Playing in the cabbage patch.
Today I got to go down to the cabbage patch, and sure enough, there beneath a huge green cabbage was an itty bitty baby girl just waiting for a mummy and daddy...
Ok, maybe that's not quite accurate.
The reality was that today I got to go and watch a ceasarian section being performed! Let me tell you, the cabbage patch is much cleaner. :o) It was absolutely awesome to watch! Totally indescribable really. I must say though, that you couldn't pay me enough money to have a ceasarian unless it was
absolutely necessary. It is just so traumatic for your body!!! After weeks of watching birthing videos and deciding that I'd rather adopt my little angels, I must say that I am coming around a little more to the idea of childbirth (in particular, relating to me personally) but a caesar is definitely out!!! And no babies anytime soon... I am quite content playing with everyone else's thanks.
Anywho, exhausted now... sleeping time.
Still here...
Contrary to popular opinion, I have not dropped off the face of the earth.
Instead I have been keeping myself busy with my practical placements for uni. I spent last week in the Neurovascular and Plastics ward at North Shore Private looking after people who had undergone various head and brain operations, nerve operations and plastic surgery. Lots of people with Parkinsons having neuro-stimulators put into their brains, and people with aneurysms and strokes. Very interesting, but I'm not too sure that area of acute care is really my cup of tea. I got to do my first injection though, and WOW it's weird sticking needles into real people rather than into foam blocks. My hands were shaking! Never ask a patient if it was as good for them as it was for you.
This week I am spending my time playing with itsy bitsy babies in the maternity ward, and it is certainly much more my style. All the babies look like little jelly beans with heads, all wrapped up in their little blankets. The oldest ones there (not including the ones who have been in the special care nursery) are about 5 or 6 days old and they are all very cute! I am seriously considering doing postgrad midwifery once I have finished my degree.
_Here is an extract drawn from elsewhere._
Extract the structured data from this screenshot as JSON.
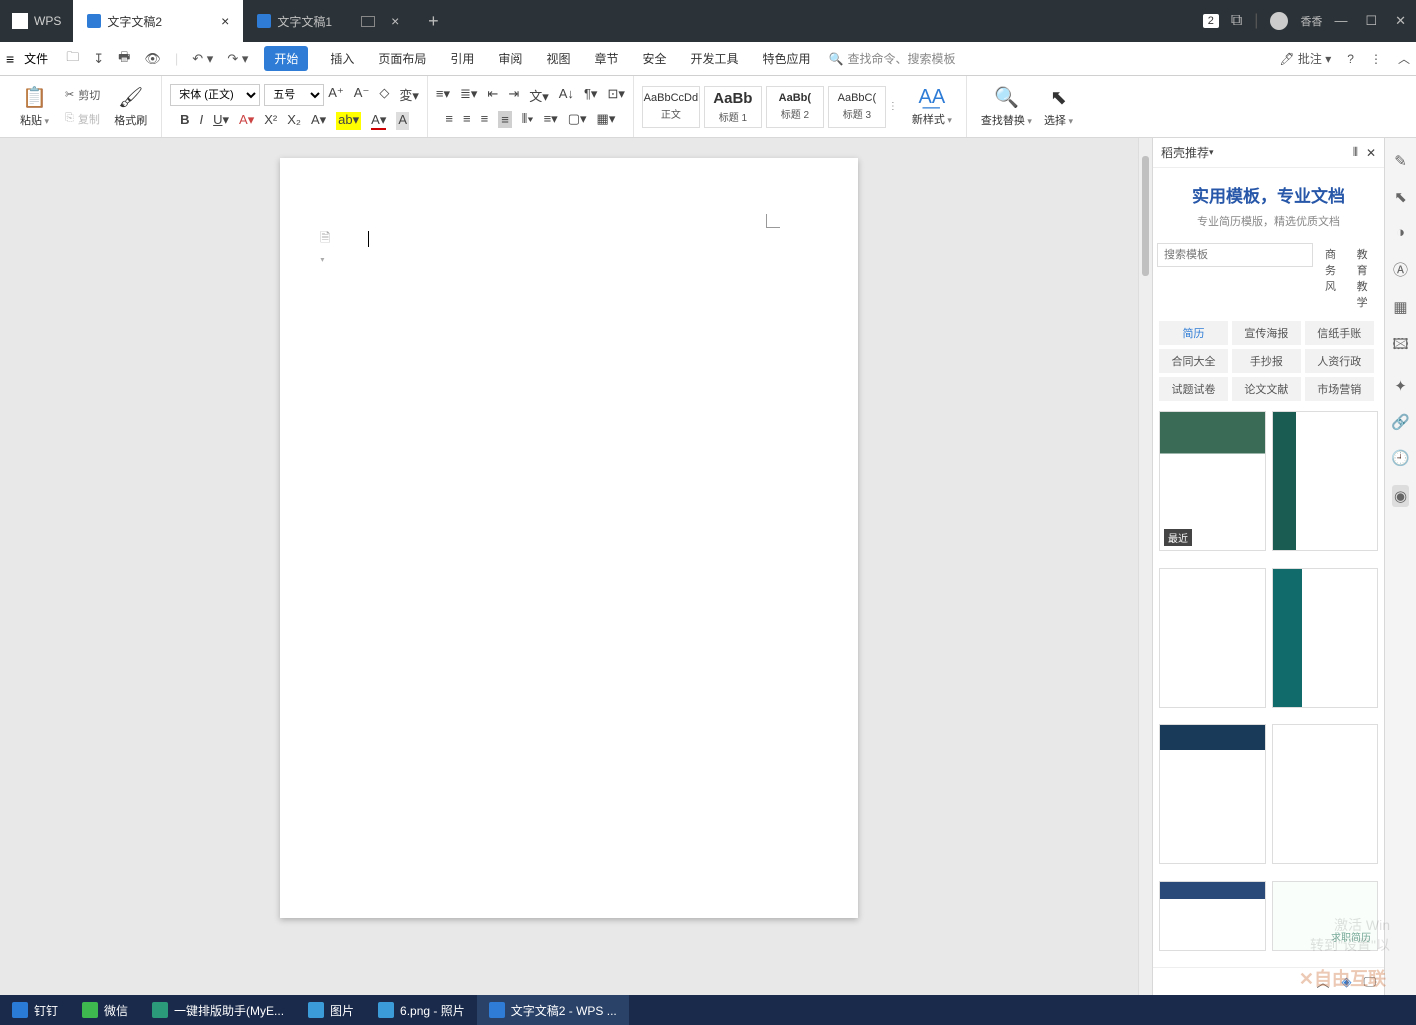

I'm really enjoying my placement so far and it would certainly broaden my horizons and add another string to my bow! It also gives me more options for employment should I want to go and work overseas, not that there's a shortage of jobs for nurses anywhere in the world.
I'm also looking at going into paediatrics and developmental disabilities. I'll probably make those my majors for next year. So many options!!! It's all so exciting!!! My placement next week will be at a childcare centre (to study how children play apparently) which means I get to play with lots of toys, and I get to play in the sandpit, and I get nap time and snack time and story time!!! It's just too cool! Then the week after that will be spent at a group home for people with developmental disabilities somewhere up at Hornsby, which will hopefully be great! I will get to play with big special people!!!! I hope we get to go on outings!
So it's a very exciting month for me really!
Anywho... am very sick of all these early mornings and am desperately in need of a nap on the couch. Tata!